A survey published in March 2020 by the Chartered Institute of Procurement and Supply found that 86% of supply chains are impacted by the COVID-19 pandemic, and 95% of companies experienced supply chain disruptions in late March 2020. Furthermore, 1,000 of the world’s largest companies had over 12,000 factories, warehouses, and operations in quarantined regions in early March 2020. This led to a drastic increase in calls for more resilient supply chains. It, therefore, comes as no surprise that about one-third of corporations with global supply chains have moved their sourcing and manufacturing activities out of China or plan to do so in the next two to three years, according to a recent survey from Gartner Inc.
However, the benefits of relocating from China may be offset by the various challenges faced when diversifying supply chains. For instance, corporations may find it difficult to identify partners from other countries that can manufacture to the needed standards. Any slippages in quality may risk brand equity, increasing the overall opportunity cost of moving out of China.
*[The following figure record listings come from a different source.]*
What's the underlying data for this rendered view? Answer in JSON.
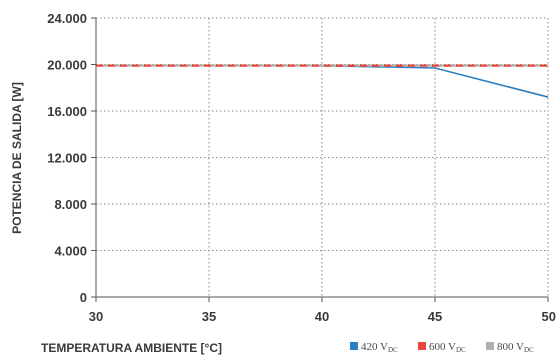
{
  "chart_data": {
    "type": "line",
    "xlabel": "TEMPERATURA AMBIENTE [°C]",
    "ylabel": "POTENCIA DE SALIDA [W]",
    "xlim": [
      30,
      50
    ],
    "ylim": [
      0,
      24000
    ],
    "x_ticks": [
      30,
      35,
      40,
      45,
      50
    ],
    "x_tick_labels": [
      "30",
      "35",
      "40",
      "45",
      "50"
    ],
    "y_ticks": [
      0,
      4000,
      8000,
      12000,
      16000,
      20000,
      24000
    ],
    "y_tick_labels": [
      "0",
      "4.000",
      "8.000",
      "12.000",
      "16.000",
      "20.000",
      "24.000"
    ],
    "grid": true,
    "legend_position": "bottom-right",
    "series": [
      {
        "name": "420 V",
        "subscript": "DC",
        "color": "#2a7fc3",
        "dash": "solid",
        "x": [
          30,
          40,
          45,
          50
        ],
        "y": [
          19900,
          19900,
          19700,
          17200
        ]
      },
      {
        "name": "600 V",
        "subscript": "DC",
        "color": "#e8443a",
        "dash": "dashed",
        "x": [
          30,
          50
        ],
        "y": [
          19900,
          19900
        ]
      },
      {
        "name": "800 V",
        "subscript": "DC",
        "color": "#b0b0b0",
        "dash": "dashed",
        "x": [
          30,
          50
        ],
        "y": [
          19900,
          19900
        ]
      }
    ]
  }
}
Additionally, regulatory interference, persistent transportation barriers, and institutional dysfunction may result in longer supply chains, less agility and higher costs.
In such a scenario, value-addition at a third country (trans-shipment), relabeling, and then re-exporting might become more prevalent. In order to successfully bring resiliency and transparency to their supply chains, corporations need to have a full understanding of its risks in the industry that go beyond tier 1 suppliers. Nonetheless as push for the adoption of “China Plus One” sourcing strategy intensifies, corporations also need help with identifying alternate suppliers, supplier and product profiles, should-cost models, pricing benchmarks and RFX support to name some.
With corporations looking towards consulting firms for guidance in building resilient supply chains, consulting firms need external partners that can provide them the needed scale, possess procurement category knowledge, provide global coverage offering contextualized and linguistic regional research, and leverage technology for efficient delivery.